Um episódio emblemático foi a ocupação da Fazenda Lagoa, em Mangueirinha, onde a tentativa de reintegração de posse levou ao confronto direto entre policiais armados e acampados, que desarmaram e mantiveram sob custódia membros da Polícia Militar e um delegado, liberando-os após negociação. O documento também relata o uso de violência física por parte das forças de segurança, inclusive com espancamentos, e o cerco a manifestações pacíficas, como o acampamento em frente ao Palácio Iguaçu, sede do governo paranaense, onde cerca de 300 pessoas chegaram após uma marcha iniciada em Campo Largo.

Em diversas manifestações, a Igreja Católica, por meio da Pastoral da Terra, Operária e dos Favelados, além de figuras como o bispo auxiliar Dom Ladislau Biernaski, ofereceu apoio e solidariedade ao movimento, reforçando a legitimidade das reivindicações dos sem-terra. Também houve jejum coletivo na capela da Assembleia Legislativa, com adesão de padres, sindicalistas e representantes de organizações civis. Políticos como Roberto Requião e candidatos do PT e do PMDB também dialogaram com os manifestantes, enquanto o governador João Elísio Ferraz de Campos oscilava entre discursos conciliatórios e ordens de repressão.

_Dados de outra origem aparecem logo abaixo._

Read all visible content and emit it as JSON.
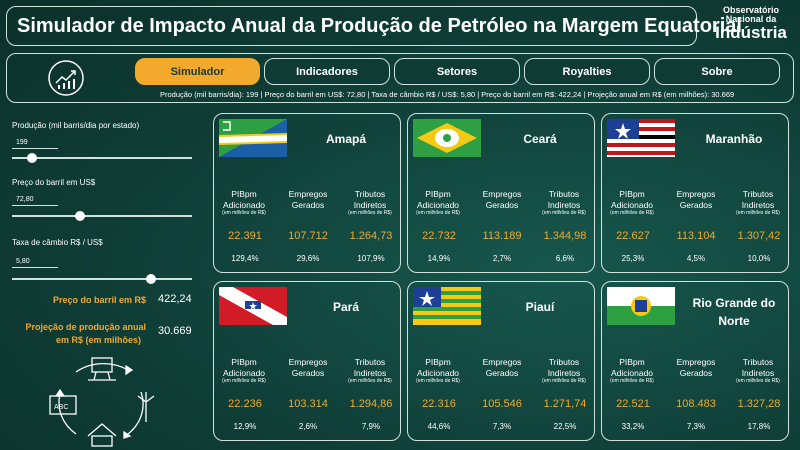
{
  "header": {
    "title": "Simulador de Impacto Anual da Produção de Petróleo na Margem Equatorial",
    "logo": [
      "Observatório",
      "Nacional da",
      "Indústria"
    ]
  },
  "nav": {
    "tabs": [
      "Simulador",
      "Indicadores",
      "Setores",
      "Royalties",
      "Sobre"
    ],
    "active_tab": "Simulador",
    "summary": "Produção (mil barris/dia): 199 | Preço do barril em US$: 72,80 | Taxa de câmbio R$ / US$: 5,80 | Preço do barril em R$: 422,24 | Projeção anual em R$ (em milhões): 30.669"
  },
  "sidebar": {
    "production_label": "Produção (mil barris/dia por estado)",
    "production_value": "199",
    "production_level": 0.11,
    "price_usd_label": "Preço do barril em US$",
    "price_usd_value": "72,80",
    "price_usd_level": 0.38,
    "fx_label": "Taxa de câmbio R$ / US$",
    "fx_value": "5,80",
    "fx_level": 0.77,
    "price_brl_label": "Preço do barril em R$",
    "price_brl_value": "422,24",
    "projection_label_1": "Projeção de produção anual",
    "projection_label_2": "em R$ (em milhões)",
    "projection_value": "30.669"
  },
  "card_labels": {
    "pib": "PIBpm Adicionado",
    "emp": "Empregos Gerados",
    "trib": "Tributos Indiretos",
    "unit": "(em milhões de R$)"
  },
  "colors": {
    "accent": "#f2a92c",
    "background": "#0f3b35",
    "border": "#cfe3dd"
  },
  "states": [
    {
      "name": "Amapá",
      "pib": "22.391",
      "emp": "107.712",
      "trib": "1.264,73",
      "pib_pct": "129,4%",
      "emp_pct": "29,6%",
      "trib_pct": "107,9%",
      "flag": "amapa-flag"
    },
    {
      "name": "Ceará",
      "pib": "22.732",
      "emp": "113.189",
      "trib": "1.344,98",
      "pib_pct": "14,9%",
      "emp_pct": "2,7%",
      "trib_pct": "6,6%",
      "flag": "ceara-flag"
    },
    {
      "name": "Maranhão",
      "pib": "22.627",
      "emp": "113.104",
      "trib": "1.307,42",
      "pib_pct": "25,3%",
      "emp_pct": "4,5%",
      "trib_pct": "10,0%",
      "flag": "maranhao-flag"
    },
    {
      "name": "Pará",
      "pib": "22.236",
      "emp": "103.314",
      "trib": "1.294,86",
      "pib_pct": "12,9%",
      "emp_pct": "2,6%",
      "trib_pct": "7,9%",
      "flag": "para-flag"
    },
    {
      "name": "Piauí",
      "pib": "22.316",
      "emp": "105.546",
      "trib": "1.271,74",
      "pib_pct": "44,6%",
      "emp_pct": "7,3%",
      "trib_pct": "22,5%",
      "flag": "piaui-flag"
    },
    {
      "name": "Rio Grande do Norte",
      "pib": "22.521",
      "emp": "108.483",
      "trib": "1.327,28",
      "pib_pct": "33,2%",
      "emp_pct": "7,3%",
      "trib_pct": "17,8%",
      "flag": "rio-grande-do-norte-flag"
    }
  ]
}
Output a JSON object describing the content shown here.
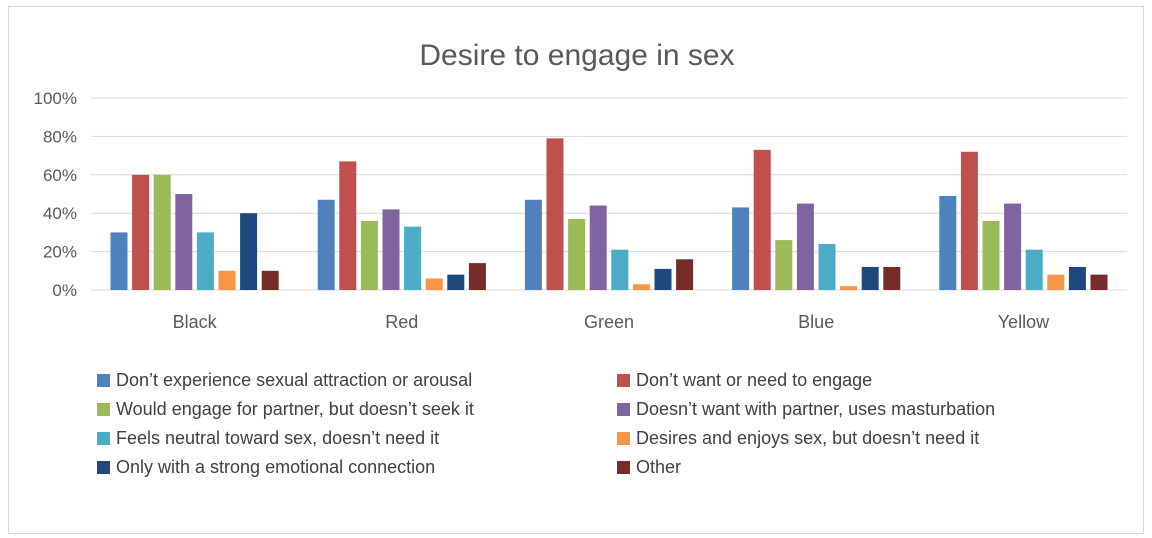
{
  "chart_data": {
    "type": "bar",
    "title": "Desire to engage in sex",
    "xlabel": "",
    "ylabel": "",
    "ylim": [
      0,
      100
    ],
    "yticks": [
      "0%",
      "20%",
      "40%",
      "60%",
      "80%",
      "100%"
    ],
    "grid": true,
    "legend_position": "bottom",
    "categories": [
      "Black",
      "Red",
      "Green",
      "Blue",
      "Yellow"
    ],
    "series": [
      {
        "name": "Don’t experience sexual attraction or arousal",
        "color": "#4f81bd",
        "values": [
          30,
          47,
          47,
          43,
          49
        ]
      },
      {
        "name": "Don’t want or need to engage",
        "color": "#c0504d",
        "values": [
          60,
          67,
          79,
          73,
          72
        ]
      },
      {
        "name": "Would engage for partner, but doesn’t seek it",
        "color": "#9bbb59",
        "values": [
          60,
          36,
          37,
          26,
          36
        ]
      },
      {
        "name": "Doesn’t want with partner, uses masturbation",
        "color": "#8064a2",
        "values": [
          50,
          42,
          44,
          45,
          45
        ]
      },
      {
        "name": "Feels neutral toward sex, doesn’t need it",
        "color": "#4bacc6",
        "values": [
          30,
          33,
          21,
          24,
          21
        ]
      },
      {
        "name": "Desires and enjoys sex, but doesn’t need it",
        "color": "#f79646",
        "values": [
          10,
          6,
          3,
          2,
          8
        ]
      },
      {
        "name": "Only with a strong emotional connection",
        "color": "#1f497d",
        "values": [
          40,
          8,
          11,
          12,
          12
        ]
      },
      {
        "name": "Other",
        "color": "#772c2a",
        "values": [
          10,
          14,
          16,
          12,
          8
        ]
      }
    ]
  }
}
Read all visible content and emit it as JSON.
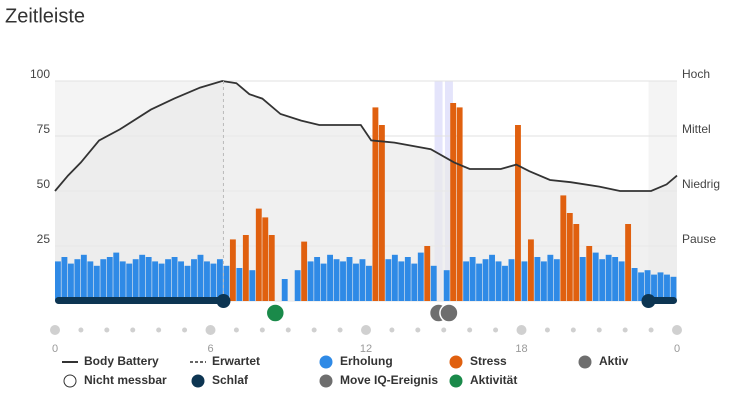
{
  "chart_data": {
    "type": "bar",
    "title": "Zeitleiste",
    "xlim": [
      0,
      24
    ],
    "xticks": [
      0,
      6,
      12,
      18,
      {
        "value": 24,
        "label": "0"
      }
    ],
    "ylim": [
      0,
      100
    ],
    "yticks": [
      25,
      50,
      75,
      100
    ],
    "y2lim": [
      0,
      100
    ],
    "y2ticks": [
      {
        "value": 100,
        "label": "Hoch"
      },
      {
        "value": 75,
        "label": "Mittel"
      },
      {
        "value": 50,
        "label": "Niedrig"
      },
      {
        "value": 25,
        "label": "Pause"
      }
    ],
    "grid": true,
    "x": [
      0,
      0.25,
      0.5,
      0.75,
      1,
      1.25,
      1.5,
      1.75,
      2,
      2.25,
      2.5,
      2.75,
      3,
      3.25,
      3.5,
      3.75,
      4,
      4.25,
      4.5,
      4.75,
      5,
      5.25,
      5.5,
      5.75,
      6,
      6.25,
      6.5,
      6.75,
      7,
      7.25,
      7.5,
      7.75,
      8,
      8.25,
      8.5,
      8.75,
      9,
      9.25,
      9.5,
      9.75,
      10,
      10.25,
      10.5,
      10.75,
      11,
      11.25,
      11.5,
      11.75,
      12,
      12.25,
      12.5,
      12.75,
      13,
      13.25,
      13.5,
      13.75,
      14,
      14.25,
      14.5,
      14.75,
      15,
      15.25,
      15.5,
      15.75,
      16,
      16.25,
      16.5,
      16.75,
      17,
      17.25,
      17.5,
      17.75,
      18,
      18.25,
      18.5,
      18.75,
      19,
      19.25,
      19.5,
      19.75,
      20,
      20.25,
      20.5,
      20.75,
      21,
      21.25,
      21.5,
      21.75,
      22,
      22.25,
      22.5,
      22.75,
      23,
      23.25,
      23.5,
      23.75
    ],
    "series": [
      {
        "name": "Erholung",
        "color": "#2f8ae6",
        "values": [
          18,
          20,
          17,
          19,
          21,
          18,
          16,
          19,
          20,
          22,
          18,
          17,
          19,
          21,
          20,
          18,
          17,
          19,
          20,
          18,
          16,
          19,
          21,
          18,
          17,
          19,
          16,
          null,
          15,
          null,
          14,
          null,
          null,
          null,
          null,
          10,
          null,
          14,
          null,
          18,
          20,
          17,
          21,
          19,
          18,
          20,
          17,
          19,
          16,
          null,
          null,
          19,
          21,
          18,
          20,
          17,
          22,
          null,
          16,
          null,
          14,
          null,
          null,
          18,
          20,
          17,
          19,
          21,
          18,
          16,
          19,
          null,
          18,
          null,
          20,
          18,
          21,
          19,
          null,
          null,
          null,
          20,
          null,
          22,
          19,
          21,
          20,
          18,
          null,
          15,
          13,
          14,
          12,
          13,
          12,
          11
        ]
      },
      {
        "name": "Stress",
        "color": "#e0600f",
        "values": [
          null,
          null,
          null,
          null,
          null,
          null,
          null,
          null,
          null,
          null,
          null,
          null,
          null,
          null,
          null,
          null,
          null,
          null,
          null,
          null,
          null,
          null,
          null,
          null,
          null,
          null,
          null,
          28,
          null,
          30,
          null,
          42,
          38,
          30,
          null,
          null,
          null,
          null,
          27,
          null,
          null,
          null,
          null,
          null,
          null,
          null,
          null,
          null,
          null,
          88,
          80,
          null,
          null,
          null,
          null,
          null,
          null,
          25,
          null,
          null,
          null,
          90,
          88,
          null,
          null,
          null,
          null,
          null,
          null,
          null,
          null,
          80,
          null,
          28,
          null,
          null,
          null,
          null,
          48,
          40,
          35,
          null,
          25,
          null,
          null,
          null,
          null,
          null,
          35,
          null,
          null,
          null,
          null,
          null,
          null,
          null
        ]
      }
    ],
    "line": {
      "name": "Body Battery",
      "color": "#333333",
      "x": [
        0,
        0.5,
        1,
        1.7,
        2.5,
        3.7,
        4.6,
        5.6,
        6.45,
        7,
        7.5,
        8,
        8.7,
        9.5,
        10.2,
        11.8,
        12.2,
        13.1,
        14.5,
        15.4,
        16,
        17.2,
        17.8,
        18.3,
        19.1,
        19.9,
        21,
        21.8,
        23,
        23.6,
        24
      ],
      "values": [
        50,
        57,
        63,
        73,
        78,
        87,
        92,
        97,
        100,
        99,
        94,
        92,
        85,
        82,
        80,
        80,
        73,
        72,
        69,
        63,
        60,
        60,
        62,
        59,
        55,
        54,
        52,
        50,
        50,
        53,
        57
      ]
    },
    "expected": {
      "name": "Erwartet"
    },
    "active": {
      "name": "Aktiv",
      "color": "#6e6e6e"
    },
    "not_measurable": {
      "name": "Nicht messbar"
    },
    "sleep": {
      "name": "Schlaf",
      "color": "#0d3552",
      "intervals": [
        [
          0,
          6.5
        ],
        [
          22.9,
          24
        ]
      ]
    },
    "move_iq": {
      "name": "Move IQ-Ereignis",
      "color": "#6e6e6e",
      "x": [
        14.8,
        15.2
      ]
    },
    "activity": {
      "name": "Aktivität",
      "color": "#1a8a4a",
      "x": [
        8.5
      ]
    }
  }
}
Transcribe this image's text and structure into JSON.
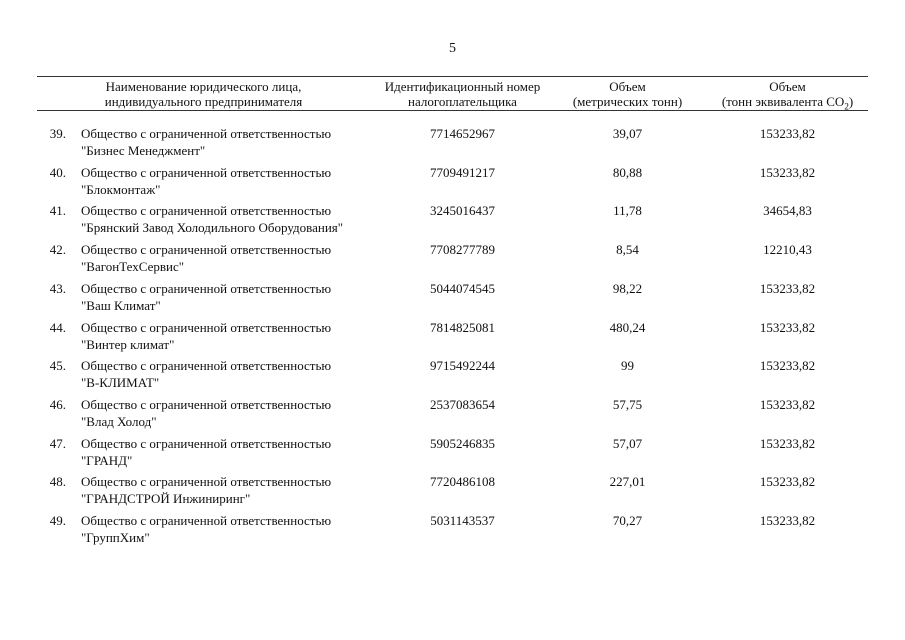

As reportagens ainda revelam a precariedade das condições dos acampamentos: falta de alimentos, ausência de assistência médica, crianças morrendo por desidratação, e o bloqueio policial à entrada de doações. Em resposta, os sem-terra publicaram uma carta à sociedade em que reafirmaram sua autonomia organizativa, desmentiram acusações de manipulação por partidos ou entidades religiosas, e denunciaram a omissão do governo estadual e federal. Enfatizaram que lutavam por um direito constitucional: o acesso à terra para viver e produzir com dignidade.

A documentação é rica em evidências do conflito fundiário no Paraná, revelando tanto a repressão institucional quanto a crescente organização dos trabalhadores rurais. Também mostra a ampla participação da sociedade civil, imprensa e setores religiosos, num processo que fortaleceu a visibilidade do movimento dos sem-terra como ator político relevante no Brasil do final da década de 1980.